Does media, such as television, contribute to a decrease of peoples’ participation in politics, the social environment and traditional leisure programs? Does locally produced programming strengthen the local community? These questions, among many others , should be answered in a proper analysis of television’s effect on people. Because those who are raised within a society develop and contribute that society’s culture more, it is vital to pay attention to its younger population. 6. 2. The Effects of Television on Young People
Young people, in particular, have very malleable minds and are greatly affected by the things they see on television. In Sonia Silverstone’s Young People and the New Media, this phenomenon is thoroughly examined (1994). In this article, Silverstone reports of a British team of researchers who posed these types of questions in the form of survey questionnaire and interviews. The subjects ranged in age, gender and social and educational backgrounds in hopes of correlating media usage and effect across different segments of population.
Findings showed that although television is considered an adequate source of information, it is also used to fill in the boring gaps of a child’s life. Television has the ability to shape a child’s emotions and it has effects on family life (Silverstone, 1994, p. 64, p. 68). 6. 3. The Effects of Television on the Domestic Space A crucial position in which TV has affected society can be viewed from within the domestic space.

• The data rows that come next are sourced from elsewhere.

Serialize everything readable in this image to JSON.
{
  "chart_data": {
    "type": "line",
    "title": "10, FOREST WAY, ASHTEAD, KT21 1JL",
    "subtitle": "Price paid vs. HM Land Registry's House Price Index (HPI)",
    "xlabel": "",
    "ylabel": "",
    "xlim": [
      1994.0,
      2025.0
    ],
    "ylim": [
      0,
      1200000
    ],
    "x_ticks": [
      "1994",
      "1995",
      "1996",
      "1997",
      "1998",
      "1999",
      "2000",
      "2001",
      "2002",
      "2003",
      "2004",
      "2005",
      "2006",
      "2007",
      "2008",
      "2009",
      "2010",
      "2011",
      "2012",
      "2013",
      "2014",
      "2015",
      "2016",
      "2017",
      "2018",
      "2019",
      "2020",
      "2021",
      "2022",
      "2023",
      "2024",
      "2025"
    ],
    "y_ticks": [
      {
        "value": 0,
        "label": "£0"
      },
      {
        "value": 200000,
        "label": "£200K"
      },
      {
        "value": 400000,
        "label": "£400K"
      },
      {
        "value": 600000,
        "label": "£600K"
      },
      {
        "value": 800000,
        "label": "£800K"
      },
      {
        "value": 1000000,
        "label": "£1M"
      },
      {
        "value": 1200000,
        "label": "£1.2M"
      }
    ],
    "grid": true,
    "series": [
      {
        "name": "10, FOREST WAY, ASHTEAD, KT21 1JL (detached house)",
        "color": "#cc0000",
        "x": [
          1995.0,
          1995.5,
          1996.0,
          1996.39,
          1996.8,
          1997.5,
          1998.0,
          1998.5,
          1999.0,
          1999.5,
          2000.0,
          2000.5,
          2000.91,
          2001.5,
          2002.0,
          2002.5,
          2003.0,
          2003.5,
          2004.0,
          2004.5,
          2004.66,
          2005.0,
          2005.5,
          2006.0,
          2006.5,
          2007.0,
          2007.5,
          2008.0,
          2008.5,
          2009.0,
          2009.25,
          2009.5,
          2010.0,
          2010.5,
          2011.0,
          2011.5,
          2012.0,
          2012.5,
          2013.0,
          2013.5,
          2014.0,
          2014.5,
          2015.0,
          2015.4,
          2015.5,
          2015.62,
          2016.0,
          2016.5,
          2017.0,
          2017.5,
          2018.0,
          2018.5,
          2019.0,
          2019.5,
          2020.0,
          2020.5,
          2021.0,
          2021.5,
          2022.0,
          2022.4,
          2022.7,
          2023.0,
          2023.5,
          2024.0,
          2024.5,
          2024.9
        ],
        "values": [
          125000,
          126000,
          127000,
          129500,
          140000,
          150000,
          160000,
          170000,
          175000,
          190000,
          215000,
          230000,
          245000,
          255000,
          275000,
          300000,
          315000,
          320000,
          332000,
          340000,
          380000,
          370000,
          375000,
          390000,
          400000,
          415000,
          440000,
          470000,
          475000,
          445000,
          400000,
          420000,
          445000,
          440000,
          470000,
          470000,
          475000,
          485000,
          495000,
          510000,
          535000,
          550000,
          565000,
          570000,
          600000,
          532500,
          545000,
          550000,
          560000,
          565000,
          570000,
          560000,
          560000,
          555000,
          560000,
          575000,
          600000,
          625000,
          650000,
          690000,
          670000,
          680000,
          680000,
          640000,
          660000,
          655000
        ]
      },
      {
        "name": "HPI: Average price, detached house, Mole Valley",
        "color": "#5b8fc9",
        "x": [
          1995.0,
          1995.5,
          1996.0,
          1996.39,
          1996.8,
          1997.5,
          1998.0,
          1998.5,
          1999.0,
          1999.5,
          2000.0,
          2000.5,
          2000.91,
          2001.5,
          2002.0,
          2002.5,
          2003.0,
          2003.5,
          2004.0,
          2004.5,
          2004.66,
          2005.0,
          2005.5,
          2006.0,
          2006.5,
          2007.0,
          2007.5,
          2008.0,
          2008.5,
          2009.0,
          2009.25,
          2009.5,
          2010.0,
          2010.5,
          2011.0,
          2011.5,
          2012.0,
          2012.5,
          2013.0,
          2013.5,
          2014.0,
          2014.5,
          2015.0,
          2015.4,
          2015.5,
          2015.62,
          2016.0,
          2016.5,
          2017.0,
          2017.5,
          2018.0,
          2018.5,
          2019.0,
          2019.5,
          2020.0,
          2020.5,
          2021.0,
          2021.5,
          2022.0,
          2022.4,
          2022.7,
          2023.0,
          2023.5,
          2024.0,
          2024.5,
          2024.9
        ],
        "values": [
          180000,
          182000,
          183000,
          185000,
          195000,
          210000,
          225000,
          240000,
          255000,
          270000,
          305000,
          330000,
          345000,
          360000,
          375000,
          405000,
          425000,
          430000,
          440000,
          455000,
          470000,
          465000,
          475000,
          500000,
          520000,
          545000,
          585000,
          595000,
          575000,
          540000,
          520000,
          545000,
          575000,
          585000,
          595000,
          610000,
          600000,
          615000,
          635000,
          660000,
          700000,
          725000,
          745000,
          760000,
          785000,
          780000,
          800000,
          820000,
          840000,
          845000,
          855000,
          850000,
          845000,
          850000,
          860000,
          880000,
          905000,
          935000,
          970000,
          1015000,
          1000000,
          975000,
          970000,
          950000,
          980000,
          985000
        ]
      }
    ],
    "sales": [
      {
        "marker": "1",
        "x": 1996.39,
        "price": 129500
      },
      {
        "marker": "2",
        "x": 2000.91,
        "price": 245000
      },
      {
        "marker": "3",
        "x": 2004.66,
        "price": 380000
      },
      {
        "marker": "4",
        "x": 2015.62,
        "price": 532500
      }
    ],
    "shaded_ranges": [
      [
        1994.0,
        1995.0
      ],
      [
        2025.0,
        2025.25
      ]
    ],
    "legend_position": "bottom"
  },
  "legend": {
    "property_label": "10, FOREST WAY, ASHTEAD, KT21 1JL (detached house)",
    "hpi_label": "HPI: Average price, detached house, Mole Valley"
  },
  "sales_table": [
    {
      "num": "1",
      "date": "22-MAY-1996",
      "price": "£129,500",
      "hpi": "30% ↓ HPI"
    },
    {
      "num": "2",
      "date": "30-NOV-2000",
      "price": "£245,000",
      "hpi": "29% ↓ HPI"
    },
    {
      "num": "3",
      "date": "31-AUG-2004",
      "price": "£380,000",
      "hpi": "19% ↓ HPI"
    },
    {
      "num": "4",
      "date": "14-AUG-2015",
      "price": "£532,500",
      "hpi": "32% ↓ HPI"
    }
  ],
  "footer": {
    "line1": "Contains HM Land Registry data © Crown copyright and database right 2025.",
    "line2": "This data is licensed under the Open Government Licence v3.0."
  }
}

The television set has visibly transformed domestic arrangements over the years.
In prior times, only the wealthy homes had a set in the family room. In more recent years, television has overtaken individual space as well, allowing for less family communication, a pattern which is now repeating itself with personal computers. Domestic time was also affected as television-viewing time has gradually increased over the years, once again allowing for less family time and communication. An outstanding statistic shows that at one point, Europe’s highest television viewing times belonged to the British population aged 9-16 (Silverstone, 1994, p. 69).
In the same year, every age group from 10-16 years old reportedly preferred to watch TV alone as opposed to with friends, siblings, parents or anyone else (Livingstone, 1994). 6. 4. Representation of Reality Our perceptions of reality have been transformed by contemporary celebrity culture via television. The role played by television is that of reinforcement for both the state (which, today can be any figure appearing on a network) and the citizen (the audience). The validation that is provided serves as a means of centralised opinions and styles of behaviour (Williams and Williams, 1992).
This is why anxieties about ‘dumbing down’ are in fact legitimate. Let us take an actor who believes that which is not presented in his character on his daytime drama. The audience who views this actor/ actress may adopt to a notion, feeling or belief portrayed by the character, in turn validating the actor/ actress himself of a new belief system, one that he/ she had not previously considered. Should this belief system be one, deemed by professional opinions and the general public, of bad taste, it would mean that this is not quality television, and it does not produce a good quality of change for the general public as a culture.